Historical Context
The episode is set during the persecution under the emperor Diocletian, conventionally dated to about 302, which places Domnina and her daughters in the early fourth century. According to the tradition, the family fled Antioch and sought refuge in Edessa to escape the pressure of their pagan kin.
Berenice's father and her husband, who were pagans, took the women from their refuge toward Hieropolis in Syria. The soldiers escorting them stopped to rest and to drink wine, and the women used the interval to escape their guards. To avoid capture and violation, they went down to a river that flowed nearby and drowned themselves in its current.
Sources and Transmission
The memory of the three women rests on early patristic testimony. Eusebius of Caesarea, in his Church History (Book VIII, chapter 12), recounts the death of a holy woman of Antioch and her two daughters who, warned that they would face sexual assault, asked their guards for a little time apart, arranged their garments, stepped aside from the road, and cast themselves into a river flowing by. Eusebius does not give their names, but later patristic tradition identifies them as Domnina, Vernike, and Prosdoce.

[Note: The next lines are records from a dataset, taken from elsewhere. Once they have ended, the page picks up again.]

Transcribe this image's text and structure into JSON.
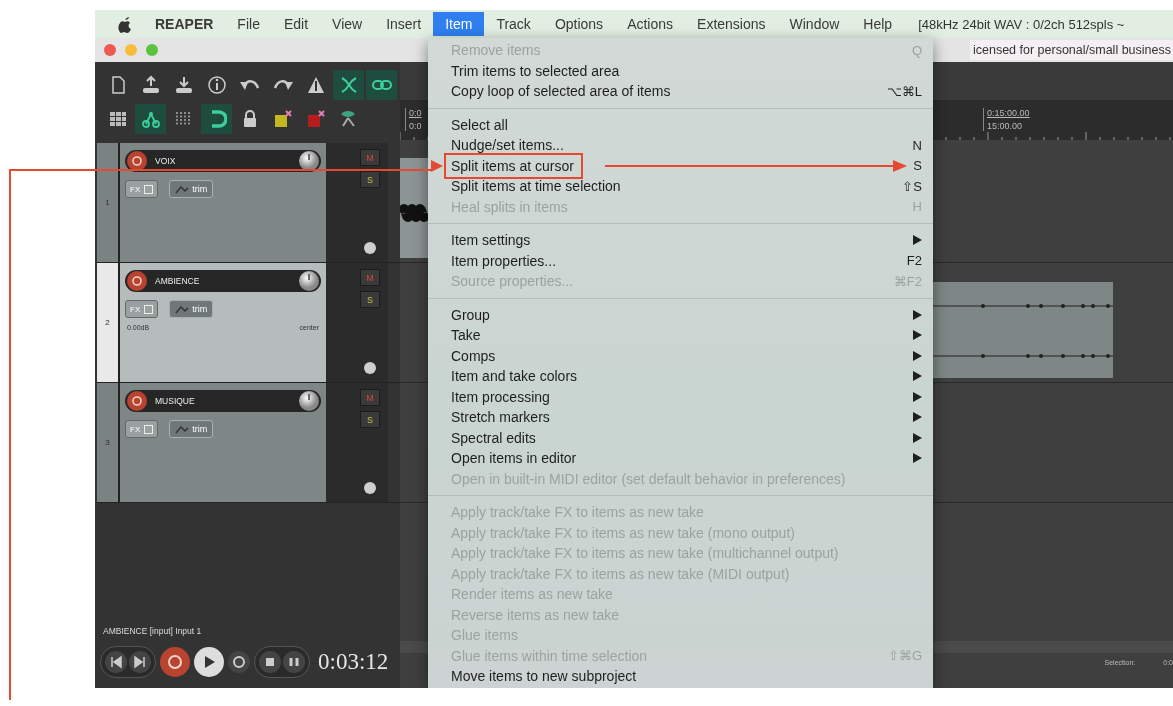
{
  "menubar": {
    "app_name": "REAPER",
    "menus": [
      {
        "label": "File",
        "selected": false
      },
      {
        "label": "Edit",
        "selected": false
      },
      {
        "label": "View",
        "selected": false
      },
      {
        "label": "Insert",
        "selected": false
      },
      {
        "label": "Item",
        "selected": true
      },
      {
        "label": "Track",
        "selected": false
      },
      {
        "label": "Options",
        "selected": false
      },
      {
        "label": "Actions",
        "selected": false
      },
      {
        "label": "Extensions",
        "selected": false
      },
      {
        "label": "Window",
        "selected": false
      },
      {
        "label": "Help",
        "selected": false
      }
    ],
    "status": "[48kHz 24bit WAV : 0/2ch 512spls ~"
  },
  "window": {
    "title": "icensed for personal/small business"
  },
  "toolbar": {
    "rows": [
      [
        {
          "on": false
        },
        {
          "on": false
        },
        {
          "on": false
        },
        {
          "on": false
        },
        {
          "on": false
        },
        {
          "on": false
        },
        {
          "on": false
        },
        {
          "on": true
        },
        {
          "on": true
        }
      ],
      [
        {
          "on": false
        },
        {
          "on": true
        },
        {
          "on": false
        },
        {
          "on": true
        },
        {
          "on": false
        },
        {
          "on": false
        },
        {
          "on": false
        },
        {
          "on": false
        }
      ]
    ]
  },
  "ruler": {
    "marks": [
      {
        "time": "0:0",
        "frames": "0:0"
      },
      {
        "time": "0:15:00.00",
        "frames": "15:00.00"
      }
    ]
  },
  "tracks": [
    {
      "number": "1",
      "name": "VOIX",
      "selected": false,
      "fx": "FX",
      "trim": "trim",
      "mute": "M",
      "solo": "S"
    },
    {
      "number": "2",
      "name": "AMBIENCE",
      "selected": true,
      "fx": "FX",
      "trim": "trim",
      "mute": "M",
      "solo": "S",
      "volume": "0.00dB",
      "pan": "center"
    },
    {
      "number": "3",
      "name": "MUSIQUE",
      "selected": false,
      "fx": "FX",
      "trim": "trim",
      "mute": "M",
      "solo": "S"
    }
  ],
  "status_line": "AMBIENCE [input] Input 1",
  "transport": {
    "time": "0:03:12"
  },
  "selection": {
    "label": "Selection:",
    "value": "0:0"
  },
  "menu": {
    "sections": [
      {
        "items": [
          {
            "label": "Remove items",
            "shortcut": "Q",
            "disabled": true,
            "submenu": false,
            "callout": false
          },
          {
            "label": "Trim items to selected area",
            "disabled": false,
            "submenu": false,
            "callout": false
          },
          {
            "label": "Copy loop of selected area of items",
            "shortcut": "⌥⌘L",
            "disabled": false,
            "submenu": false,
            "callout": false
          }
        ]
      },
      {
        "items": [
          {
            "label": "Select all",
            "disabled": false,
            "submenu": false,
            "callout": false
          },
          {
            "label": "Nudge/set items...",
            "shortcut": "N",
            "disabled": false,
            "submenu": false,
            "callout": false
          },
          {
            "label": "Split items at cursor",
            "shortcut": "S",
            "disabled": false,
            "submenu": false,
            "callout": true
          },
          {
            "label": "Split items at time selection",
            "shortcut": "⇧S",
            "disabled": false,
            "submenu": false,
            "callout": false
          },
          {
            "label": "Heal splits in items",
            "shortcut": "H",
            "disabled": true,
            "submenu": false,
            "callout": false
          }
        ]
      },
      {
        "items": [
          {
            "label": "Item settings",
            "disabled": false,
            "submenu": true,
            "callout": false
          },
          {
            "label": "Item properties...",
            "shortcut": "F2",
            "disabled": false,
            "submenu": false,
            "callout": false
          },
          {
            "label": "Source properties...",
            "shortcut": "⌘F2",
            "disabled": true,
            "submenu": false,
            "callout": false
          }
        ]
      },
      {
        "items": [
          {
            "label": "Group",
            "disabled": false,
            "submenu": true,
            "callout": false
          },
          {
            "label": "Take",
            "disabled": false,
            "submenu": true,
            "callout": false
          },
          {
            "label": "Comps",
            "disabled": false,
            "submenu": true,
            "callout": false
          },
          {
            "label": "Item and take colors",
            "disabled": false,
            "submenu": true,
            "callout": false
          },
          {
            "label": "Item processing",
            "disabled": false,
            "submenu": true,
            "callout": false
          },
          {
            "label": "Stretch markers",
            "disabled": false,
            "submenu": true,
            "callout": false
          },
          {
            "label": "Spectral edits",
            "disabled": false,
            "submenu": true,
            "callout": false
          },
          {
            "label": "Open items in editor",
            "disabled": false,
            "submenu": true,
            "callout": false
          },
          {
            "label": "Open in built-in MIDI editor (set default behavior in preferences)",
            "disabled": true,
            "submenu": false,
            "callout": false
          }
        ]
      },
      {
        "items": [
          {
            "label": "Apply track/take FX to items as new take",
            "disabled": true,
            "submenu": false,
            "callout": false
          },
          {
            "label": "Apply track/take FX to items as new take (mono output)",
            "disabled": true,
            "submenu": false,
            "callout": false
          },
          {
            "label": "Apply track/take FX to items as new take (multichannel output)",
            "disabled": true,
            "submenu": false,
            "callout": false
          },
          {
            "label": "Apply track/take FX to items as new take (MIDI output)",
            "disabled": true,
            "submenu": false,
            "callout": false
          },
          {
            "label": "Render items as new take",
            "disabled": true,
            "submenu": false,
            "callout": false
          },
          {
            "label": "Reverse items as new take",
            "disabled": true,
            "submenu": false,
            "callout": false
          },
          {
            "label": "Glue items",
            "disabled": true,
            "submenu": false,
            "callout": false
          },
          {
            "label": "Glue items within time selection",
            "shortcut": "⇧⌘G",
            "disabled": true,
            "submenu": false,
            "callout": false
          },
          {
            "label": "Move items to new subproject",
            "disabled": false,
            "submenu": false,
            "callout": false
          }
        ]
      }
    ]
  }
}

Saint John Chrysostom devoted a homily to them, preserved in the Patrologia Graeca (volume 50, columns 629-640). In his account Domnina stood in the middle of the river and drew her daughters under the water with her, fearing that the soldiers would rape them; he praises her courage in protecting her daughters and the daughters' willing obedience. A homily by Eusebius of Emesa is also counted among the ancient sources for their lives. A verse in the Byzantine Synaxarium marks their death poetically, describing the three maidens as washed in the current of the river, heedless of their lives.